P.T.: If I were Crazy Packers Fan, I'd probably have Panser say something about a SURF, or was it SKATE?  Maybe SNOWBOARD. How'd I get here? Again again.

Kyle: Senor...

Spike: Stop saying "senor"!

Kyle: Nevah! Wart, how are you a frog, but Nick and Susan are Koopas?

Wart: I adopted them.

Spike: I guess adoption runs in the family. Oh wait, there is no family! Just a bunch of adopted people!

Wart: You wanna tussle?!

Spike: As long as you never say "tussle" again! And as long as it's after the Interview.

Wart: Of course.

Spike: But for now, who is your wife?

Wart: My wife looks exactly like me. But as a girl. Her name is Wartette.

Kyle: WHAT KIND OF NAME IS THAT?! HER PARENTS MIGHT AS WELL HAVE NAMED HER "DARTH - GARTH: HOMER: GUY"! I MEAN, COME ON! IN FACT, THAT WAS SO DUMB, I'VE LOST MY ACCENT FOR THE REST OF THE EPISODE!

Plit, Hyrule, Dream Land, etc: 0.0

Kyle: Uh, I mean, "really?"

Wart: Yes.

Kyle: So, what do you think of your seven nephews and one niece?
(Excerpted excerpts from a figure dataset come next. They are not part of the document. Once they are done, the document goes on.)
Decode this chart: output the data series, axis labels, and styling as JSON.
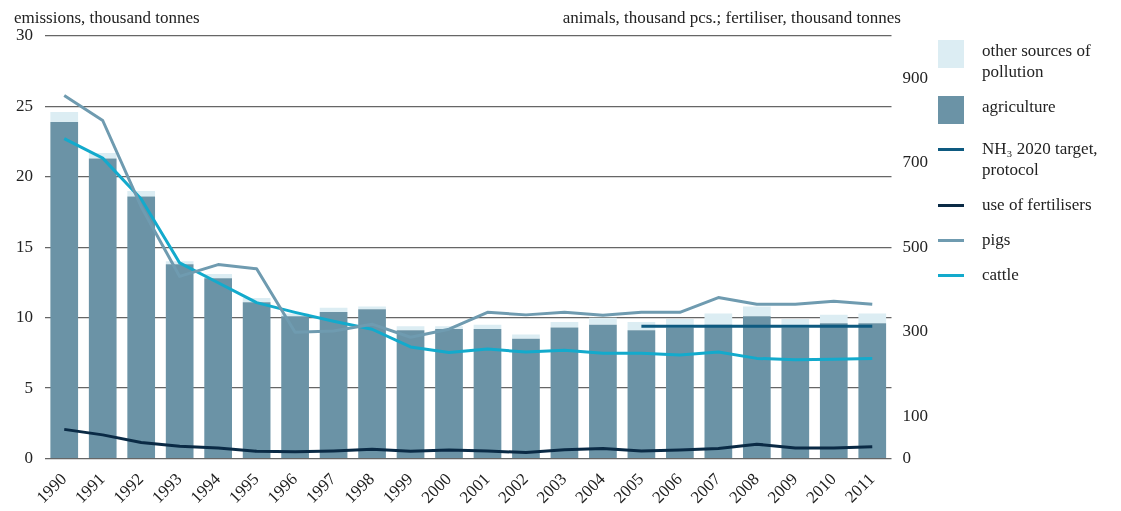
{
  "chart_data": {
    "type": "bar",
    "ylabel": "emissions, thousand tonnes",
    "y2label": "animals, thousand pcs.; fertiliser, thousand tonnes",
    "categories": [
      "1990",
      "1991",
      "1992",
      "1993",
      "1994",
      "1995",
      "1996",
      "1997",
      "1998",
      "1999",
      "2000",
      "2001",
      "2002",
      "2003",
      "2004",
      "2005",
      "2006",
      "2007",
      "2008",
      "2009",
      "2010",
      "2011"
    ],
    "series": [
      {
        "name": "agriculture",
        "color": "#6b93a6",
        "values": [
          23.9,
          21.3,
          18.6,
          13.8,
          12.8,
          11.1,
          10.1,
          10.4,
          10.6,
          9.1,
          9.2,
          9.2,
          8.5,
          9.3,
          9.5,
          9.1,
          9.3,
          9.5,
          10.1,
          9.3,
          9.6,
          9.6
        ]
      },
      {
        "name": "other sources of pollution",
        "color": "#dcedf3",
        "values": [
          0.7,
          0.4,
          0.4,
          0.2,
          0.3,
          0.3,
          0.2,
          0.3,
          0.2,
          0.3,
          0.2,
          0.3,
          0.3,
          0.4,
          0.5,
          0.6,
          0.6,
          0.8,
          0.7,
          0.6,
          0.6,
          0.7
        ]
      },
      {
        "name": "NH₃ 2020 target, protocol",
        "type": "line",
        "color": "#0e5a80",
        "values": [
          null,
          null,
          null,
          null,
          null,
          null,
          null,
          null,
          null,
          null,
          null,
          null,
          null,
          null,
          null,
          9.4,
          9.4,
          9.4,
          9.4,
          9.4,
          9.4,
          9.4
        ]
      },
      {
        "name": "use of fertilisers",
        "type": "line",
        "axis": "y2",
        "color": "#0a2a45",
        "values": [
          69,
          56,
          38,
          29,
          25,
          17,
          16,
          18,
          22,
          17,
          20,
          18,
          14,
          21,
          24,
          18,
          20,
          24,
          34,
          25,
          25,
          28
        ]
      },
      {
        "name": "pigs",
        "type": "line",
        "axis": "y2",
        "color": "#6f9bb0",
        "values": [
          859,
          800,
          596,
          431,
          459,
          449,
          299,
          302,
          318,
          287,
          306,
          346,
          340,
          346,
          339,
          346,
          346,
          381,
          365,
          365,
          372,
          365
        ]
      },
      {
        "name": "cattle",
        "type": "line",
        "axis": "y2",
        "color": "#13aacc",
        "values": [
          757,
          711,
          614,
          463,
          416,
          369,
          346,
          325,
          306,
          264,
          251,
          259,
          252,
          256,
          249,
          249,
          245,
          252,
          237,
          234,
          235,
          237
        ]
      }
    ],
    "stacked": true,
    "ylim": [
      0,
      30
    ],
    "yticks": [
      0,
      5,
      10,
      15,
      20,
      25,
      30
    ],
    "y2lim": [
      0,
      1000
    ],
    "y2ticks": [
      0,
      100,
      300,
      500,
      700,
      900
    ],
    "grid": "y",
    "legend": "right"
  }
}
Wart: Well, Ludwig seems very smart, Lemmy is okay, I like Roy, Iggy is a wimp, Wendy is a brat, Morton is okay even though he gets annoying after a while, Susan goes crazy for Larry, so I guess if she likes him, he's an okay guy, and Bowser Jr. reminds me of Bowser.

Kyle: Is it good that he reminds you of Bowser?

Wart: Yeah. I guess.

Spike: Well, I think we've done enough.

Lemmy rolls on his ball onto the stage, wearing a wig that looks like his hair, but with a price tag sticking out.

Lemmy: What about the audience questions?

P.T.: I had to sell the audience so we'd be able to pay for the roll of film in the camera that tapes this episode.

Lemmy: -_-

P.T.: You've been watching...

Lemmy: L...

(P.T. pulls out a tack, and pops Lemmy's ball.)

Lemmy: Darn it! That ball cost me my whole life savings!

P.T.: Not my problem! End Transmission!